Mary’s mother dreamed of her daughter becoming a savvy business woman--but Mary, an introvert, had other plans. Much to her mother’s dismay, Mary became obsessed with science. She lived and breathed it. She spent her Freshman summer at the UC Davis COSMOS program, and immediately emailed her professor begging that he let her work in his lab for the rest of her summers in high school. She spent three years helping him research the effect of second-hand smoke on rat lungs, and later went to Harvard where she is currently studying Biology.
Our students’ story and the growing voices from Ivy League schools all send the same message: give us students who are driven, passionate risk-takers.
So what can you do to help?
First, empower your child to make his own decisions. Give him choices, and walk him through (without lecturing) each decision’s consequences. Ask good, meaningful questions and leave the ultimate decision up to him. Each decision is an opportunity for growth for your child--if you let it be.

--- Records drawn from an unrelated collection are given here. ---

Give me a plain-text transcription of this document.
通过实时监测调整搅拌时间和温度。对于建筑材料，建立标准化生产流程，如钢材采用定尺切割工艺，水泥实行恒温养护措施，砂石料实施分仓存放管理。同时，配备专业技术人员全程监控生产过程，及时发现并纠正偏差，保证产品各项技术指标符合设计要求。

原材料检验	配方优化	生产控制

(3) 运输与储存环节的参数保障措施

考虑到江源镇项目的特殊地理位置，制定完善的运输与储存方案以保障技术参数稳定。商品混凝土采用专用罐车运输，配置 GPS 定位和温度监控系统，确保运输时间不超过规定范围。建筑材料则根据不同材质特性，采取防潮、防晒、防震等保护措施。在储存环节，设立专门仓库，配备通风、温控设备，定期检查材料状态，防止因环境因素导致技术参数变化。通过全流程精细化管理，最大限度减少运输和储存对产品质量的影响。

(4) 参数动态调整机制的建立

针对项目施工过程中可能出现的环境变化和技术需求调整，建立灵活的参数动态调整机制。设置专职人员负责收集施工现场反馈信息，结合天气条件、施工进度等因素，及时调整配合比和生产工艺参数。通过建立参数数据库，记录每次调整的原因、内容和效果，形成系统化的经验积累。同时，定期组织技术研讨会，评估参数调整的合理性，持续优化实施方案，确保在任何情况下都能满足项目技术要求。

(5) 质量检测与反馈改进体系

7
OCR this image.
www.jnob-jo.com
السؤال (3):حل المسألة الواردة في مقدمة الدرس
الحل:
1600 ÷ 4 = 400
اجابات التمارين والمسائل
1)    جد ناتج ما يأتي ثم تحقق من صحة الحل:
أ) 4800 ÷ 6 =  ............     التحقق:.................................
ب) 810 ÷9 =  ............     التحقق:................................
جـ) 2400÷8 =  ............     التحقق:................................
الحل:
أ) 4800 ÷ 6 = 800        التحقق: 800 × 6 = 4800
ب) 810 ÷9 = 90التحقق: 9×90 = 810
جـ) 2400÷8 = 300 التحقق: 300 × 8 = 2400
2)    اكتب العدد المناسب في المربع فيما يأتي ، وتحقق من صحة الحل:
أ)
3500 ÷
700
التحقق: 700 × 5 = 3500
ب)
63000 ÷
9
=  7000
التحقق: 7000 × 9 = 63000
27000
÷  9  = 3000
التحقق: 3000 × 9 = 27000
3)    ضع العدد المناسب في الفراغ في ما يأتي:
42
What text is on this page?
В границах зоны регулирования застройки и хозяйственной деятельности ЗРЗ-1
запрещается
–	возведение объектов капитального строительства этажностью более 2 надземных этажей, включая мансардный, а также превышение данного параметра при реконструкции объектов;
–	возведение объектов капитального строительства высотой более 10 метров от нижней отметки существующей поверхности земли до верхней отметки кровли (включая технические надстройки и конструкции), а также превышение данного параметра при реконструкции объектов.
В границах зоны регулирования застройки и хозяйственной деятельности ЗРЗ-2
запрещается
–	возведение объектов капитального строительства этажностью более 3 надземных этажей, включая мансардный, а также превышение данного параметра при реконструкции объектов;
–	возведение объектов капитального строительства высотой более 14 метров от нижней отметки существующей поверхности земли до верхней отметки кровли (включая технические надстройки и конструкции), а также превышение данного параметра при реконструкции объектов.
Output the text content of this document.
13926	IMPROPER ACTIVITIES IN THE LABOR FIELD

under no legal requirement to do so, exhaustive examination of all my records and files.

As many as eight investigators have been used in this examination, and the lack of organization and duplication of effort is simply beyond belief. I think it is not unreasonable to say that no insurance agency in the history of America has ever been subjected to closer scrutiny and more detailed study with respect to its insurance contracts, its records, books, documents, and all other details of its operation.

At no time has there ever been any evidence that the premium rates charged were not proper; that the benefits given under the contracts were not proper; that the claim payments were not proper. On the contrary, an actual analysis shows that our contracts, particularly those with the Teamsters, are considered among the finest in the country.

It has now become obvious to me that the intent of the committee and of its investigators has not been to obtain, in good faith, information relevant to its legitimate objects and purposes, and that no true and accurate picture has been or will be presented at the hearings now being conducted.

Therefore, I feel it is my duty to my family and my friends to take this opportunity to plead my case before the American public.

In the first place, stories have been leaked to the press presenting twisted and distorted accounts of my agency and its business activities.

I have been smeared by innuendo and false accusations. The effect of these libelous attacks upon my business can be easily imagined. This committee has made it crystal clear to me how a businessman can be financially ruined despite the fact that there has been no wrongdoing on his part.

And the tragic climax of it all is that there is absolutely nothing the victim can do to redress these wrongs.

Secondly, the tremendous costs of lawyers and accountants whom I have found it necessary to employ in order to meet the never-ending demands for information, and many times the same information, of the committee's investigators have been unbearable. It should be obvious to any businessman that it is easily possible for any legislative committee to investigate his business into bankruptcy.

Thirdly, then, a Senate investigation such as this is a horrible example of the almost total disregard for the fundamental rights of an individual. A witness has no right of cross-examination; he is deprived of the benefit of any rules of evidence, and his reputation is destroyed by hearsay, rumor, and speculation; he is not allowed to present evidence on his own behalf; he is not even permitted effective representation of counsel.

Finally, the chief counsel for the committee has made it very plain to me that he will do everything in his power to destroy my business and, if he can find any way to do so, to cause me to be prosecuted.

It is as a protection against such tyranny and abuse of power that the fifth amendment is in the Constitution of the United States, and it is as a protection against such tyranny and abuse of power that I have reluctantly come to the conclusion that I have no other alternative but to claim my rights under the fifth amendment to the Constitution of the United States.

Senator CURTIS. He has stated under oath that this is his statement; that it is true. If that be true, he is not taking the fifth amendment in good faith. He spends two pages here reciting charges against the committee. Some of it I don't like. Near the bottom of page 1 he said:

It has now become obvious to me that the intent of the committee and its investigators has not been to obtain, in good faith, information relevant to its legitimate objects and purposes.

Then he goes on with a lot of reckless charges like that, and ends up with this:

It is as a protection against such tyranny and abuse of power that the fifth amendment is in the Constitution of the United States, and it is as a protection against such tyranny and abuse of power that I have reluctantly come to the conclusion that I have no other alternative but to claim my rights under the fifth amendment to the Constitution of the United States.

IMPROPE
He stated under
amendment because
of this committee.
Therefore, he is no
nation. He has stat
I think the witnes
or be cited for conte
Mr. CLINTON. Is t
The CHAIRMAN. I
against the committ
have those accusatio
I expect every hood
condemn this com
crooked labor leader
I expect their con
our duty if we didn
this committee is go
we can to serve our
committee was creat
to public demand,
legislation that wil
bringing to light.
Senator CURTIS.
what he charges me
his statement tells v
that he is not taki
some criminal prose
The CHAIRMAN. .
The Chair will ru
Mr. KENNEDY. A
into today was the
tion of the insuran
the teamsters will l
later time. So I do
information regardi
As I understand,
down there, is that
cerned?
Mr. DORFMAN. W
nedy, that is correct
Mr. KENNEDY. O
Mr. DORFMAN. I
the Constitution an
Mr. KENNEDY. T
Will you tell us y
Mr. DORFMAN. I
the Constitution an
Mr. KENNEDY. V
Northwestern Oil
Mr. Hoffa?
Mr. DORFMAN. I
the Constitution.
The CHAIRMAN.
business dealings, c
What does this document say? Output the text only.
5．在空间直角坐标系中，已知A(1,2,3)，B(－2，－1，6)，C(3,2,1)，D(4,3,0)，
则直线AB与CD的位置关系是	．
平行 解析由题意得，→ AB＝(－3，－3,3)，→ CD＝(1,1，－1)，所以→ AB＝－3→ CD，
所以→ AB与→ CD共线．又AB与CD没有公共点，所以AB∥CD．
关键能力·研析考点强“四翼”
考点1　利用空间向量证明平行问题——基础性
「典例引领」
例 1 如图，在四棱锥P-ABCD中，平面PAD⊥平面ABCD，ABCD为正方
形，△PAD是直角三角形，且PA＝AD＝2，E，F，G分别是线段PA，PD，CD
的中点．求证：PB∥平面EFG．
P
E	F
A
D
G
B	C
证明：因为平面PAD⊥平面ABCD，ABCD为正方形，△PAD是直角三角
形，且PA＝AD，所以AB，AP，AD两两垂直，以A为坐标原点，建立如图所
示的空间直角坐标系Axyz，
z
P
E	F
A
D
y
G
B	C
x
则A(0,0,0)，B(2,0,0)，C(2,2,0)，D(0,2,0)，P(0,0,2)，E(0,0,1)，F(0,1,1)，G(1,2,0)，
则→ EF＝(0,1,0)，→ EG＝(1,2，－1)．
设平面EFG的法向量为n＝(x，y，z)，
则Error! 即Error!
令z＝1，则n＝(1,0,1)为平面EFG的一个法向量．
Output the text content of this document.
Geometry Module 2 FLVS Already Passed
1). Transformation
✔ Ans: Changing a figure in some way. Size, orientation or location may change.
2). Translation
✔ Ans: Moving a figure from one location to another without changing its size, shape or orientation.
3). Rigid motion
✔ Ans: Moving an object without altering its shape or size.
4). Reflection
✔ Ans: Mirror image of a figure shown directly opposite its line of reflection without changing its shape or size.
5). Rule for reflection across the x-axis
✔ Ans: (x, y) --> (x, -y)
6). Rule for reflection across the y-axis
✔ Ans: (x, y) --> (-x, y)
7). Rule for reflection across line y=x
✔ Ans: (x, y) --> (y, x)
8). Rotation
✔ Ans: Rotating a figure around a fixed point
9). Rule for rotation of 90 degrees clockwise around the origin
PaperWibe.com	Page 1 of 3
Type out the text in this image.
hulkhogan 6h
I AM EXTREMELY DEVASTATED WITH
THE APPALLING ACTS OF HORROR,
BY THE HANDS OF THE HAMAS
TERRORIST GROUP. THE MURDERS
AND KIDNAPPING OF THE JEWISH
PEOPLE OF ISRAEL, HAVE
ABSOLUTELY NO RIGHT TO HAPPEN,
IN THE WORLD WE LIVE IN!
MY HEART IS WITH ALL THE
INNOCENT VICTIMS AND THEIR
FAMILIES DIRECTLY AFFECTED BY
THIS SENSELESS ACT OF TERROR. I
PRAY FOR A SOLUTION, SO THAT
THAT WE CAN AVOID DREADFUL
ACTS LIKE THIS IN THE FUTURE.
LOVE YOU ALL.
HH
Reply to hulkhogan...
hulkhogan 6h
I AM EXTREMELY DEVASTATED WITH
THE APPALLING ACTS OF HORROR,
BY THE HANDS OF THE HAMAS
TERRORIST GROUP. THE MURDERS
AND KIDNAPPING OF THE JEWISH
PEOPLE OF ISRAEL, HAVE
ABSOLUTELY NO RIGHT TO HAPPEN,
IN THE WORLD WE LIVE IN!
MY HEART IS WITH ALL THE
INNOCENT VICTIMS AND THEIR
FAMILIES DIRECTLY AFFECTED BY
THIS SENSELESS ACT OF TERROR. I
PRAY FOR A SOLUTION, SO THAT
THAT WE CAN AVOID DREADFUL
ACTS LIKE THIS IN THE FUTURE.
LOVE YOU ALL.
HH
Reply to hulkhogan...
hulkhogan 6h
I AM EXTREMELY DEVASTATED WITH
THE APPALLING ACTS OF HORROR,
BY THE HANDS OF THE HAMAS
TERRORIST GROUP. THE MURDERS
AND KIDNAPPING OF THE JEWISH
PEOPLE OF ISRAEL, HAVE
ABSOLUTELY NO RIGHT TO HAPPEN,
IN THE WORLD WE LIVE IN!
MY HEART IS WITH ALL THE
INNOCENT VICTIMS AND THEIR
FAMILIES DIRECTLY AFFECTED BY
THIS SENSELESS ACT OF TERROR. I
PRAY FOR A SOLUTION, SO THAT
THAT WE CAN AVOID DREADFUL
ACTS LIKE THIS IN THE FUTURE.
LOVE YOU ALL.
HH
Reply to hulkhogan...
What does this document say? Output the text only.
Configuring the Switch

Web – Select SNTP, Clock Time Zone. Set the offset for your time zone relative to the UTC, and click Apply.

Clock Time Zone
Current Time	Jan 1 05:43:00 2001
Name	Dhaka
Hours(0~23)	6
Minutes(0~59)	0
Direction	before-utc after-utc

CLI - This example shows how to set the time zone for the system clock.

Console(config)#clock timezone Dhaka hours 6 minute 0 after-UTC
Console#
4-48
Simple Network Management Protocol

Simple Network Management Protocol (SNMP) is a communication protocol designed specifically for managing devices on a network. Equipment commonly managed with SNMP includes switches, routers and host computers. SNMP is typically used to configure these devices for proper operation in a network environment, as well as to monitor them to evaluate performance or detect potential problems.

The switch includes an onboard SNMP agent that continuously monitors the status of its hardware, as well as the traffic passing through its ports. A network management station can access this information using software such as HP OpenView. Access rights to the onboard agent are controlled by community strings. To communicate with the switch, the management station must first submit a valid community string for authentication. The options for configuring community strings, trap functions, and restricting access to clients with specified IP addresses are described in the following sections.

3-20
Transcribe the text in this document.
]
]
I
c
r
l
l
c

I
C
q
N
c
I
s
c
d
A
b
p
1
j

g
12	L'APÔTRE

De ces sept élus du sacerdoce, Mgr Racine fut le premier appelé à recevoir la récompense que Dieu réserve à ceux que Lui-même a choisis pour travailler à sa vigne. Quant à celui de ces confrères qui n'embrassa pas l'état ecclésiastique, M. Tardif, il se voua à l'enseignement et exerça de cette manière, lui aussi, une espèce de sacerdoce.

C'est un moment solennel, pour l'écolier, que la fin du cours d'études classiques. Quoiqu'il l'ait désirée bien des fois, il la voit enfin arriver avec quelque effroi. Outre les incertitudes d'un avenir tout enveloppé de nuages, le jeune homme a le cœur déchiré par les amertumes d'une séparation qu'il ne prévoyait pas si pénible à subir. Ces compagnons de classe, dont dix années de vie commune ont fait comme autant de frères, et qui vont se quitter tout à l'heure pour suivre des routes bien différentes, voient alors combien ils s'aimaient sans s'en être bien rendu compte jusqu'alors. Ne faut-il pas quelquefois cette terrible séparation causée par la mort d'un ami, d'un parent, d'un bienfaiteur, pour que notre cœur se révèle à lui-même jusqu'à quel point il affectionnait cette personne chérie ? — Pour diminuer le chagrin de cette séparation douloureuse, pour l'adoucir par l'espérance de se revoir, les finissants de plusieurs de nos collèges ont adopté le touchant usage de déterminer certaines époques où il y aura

Second, let your child fail. Sit with him as he faces the consequences of his own choices, and support him no matter what. Give him the tools to think logically about how he will do things differently in the future. Let him learn that taking risks is the key to success, and quite possibly, the key to Harvard.
Finally, foster your child’s passions. When they’re young, help them explore all their interests--don’t weed out the ones that you don’t approve of. Look a little deeper. Does your child spend time playing video games? Maybe encourage him to join a video game camp that teaches him how to code and create his own game. Does your daughter love fashion? Consider teaching her how to create goods to sell online. Many parents complain that their child isn’t motivated--but we believe all students are motivated--it’s leveraging what they’re passionate about with a direction for their future.